Transdermal drug delivery (TDD) has gained attention over the past decades as a pain-free drug administration path. Various drug release control mechanisms have also been developed for the advanced application of TDD. However, most controlled delivery systems depend on external stimuli such as temperature, pH and so on; making the design complicated and more expensive. In this study, we prepared mussel inspired self-adhesive hydrogel for monolith, drug in adhesive, strain-controlled transdermal delivery using a simple and effective method. The synthesis method involves modifying alginate with gallic acid followed by in-situ polymerization of polyacrylic acid. The resulting hydrogel (GA) is a heavily intertwined, interpenetrating supramolecular network mainly due to the numerous hydrogen bonds. It is extremely stretchable (800% strain) and adheres strongly on polymer, glass, and metal under both wet and dry conditions. Additionally, it has a layered and highly porous internal structure providing excellent elasticity and efficient drug delivery. Kinetic experiment results show that 77.47%, 82.09%, 87.64% and 42.54% of pre-loaded caffeine in GA is released within an hour under 100%, 50%, 25%, and 0% tensile strain, respectively. These results demonstrate that GA is a potential self-adhesive matrix for strain controlled TDD for caffeine possibly for other drugs as well.

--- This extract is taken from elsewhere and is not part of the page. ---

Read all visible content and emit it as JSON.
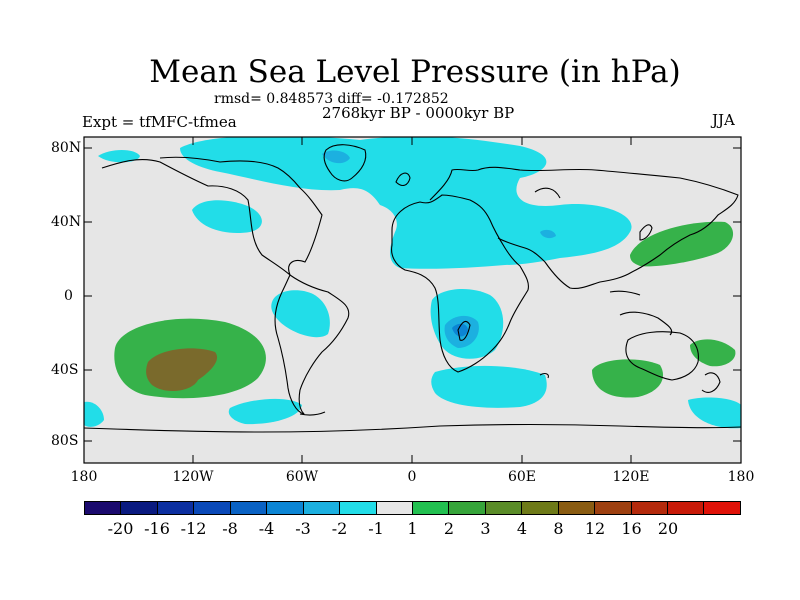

在过去的几十年中，经皮给药（TDD）作为一种无痛的给药途径已受到关注。还已经开发出各种药物释放控制机制用于TDD的高级应用。但是，大多数受控递送系统取决于外部刺激，例如温度，pH等。使设计复杂且昂贵。在这项研究中，我们使用一种简单有效的方法制备了贻贝启发性自粘性水凝胶，用于整料，粘合剂中的药物，应变控制的透皮给药。合成方法包括用没食子酸改性藻酸盐，然后进行聚丙烯酸的原位聚合。产生的水凝胶（GA）是高度缠结，互穿的超分子网络，主要是由于存在大量氢键。它具有极好的可拉伸性（800％应变），在湿和干条件下均能牢固地粘附在聚合物，玻璃和金属上。此外，它具有层状和高度多孔的内部结构，可提供出色的弹性和有效的药物输送。动力学实验结果表明，GA中预装咖啡因的77.47％，82.09％，87.64％和42.54％分别在一小时内在100％，50％，25％和0％拉伸应变下释放。这些结果表明，GA是咖啡因可能通过应变控制的TDD的潜在自粘基质，可能还用于其他药物。在一小时内，分别在100％，50％，25％和0％拉伸应变下释放了54％的GA中预加载的咖啡因。这些结果表明，GA是咖啡因可能通过应变控制的TDD的潜在自粘基质，可能还用于其他药物。在一小时内，分别在100％，50％，25％和0％拉伸应变下释放了54％的GA中预加载的咖啡因。这些结果表明，GA是咖啡因可能通过应变控制的TDD的潜在自粘基质，可能还用于其他药物。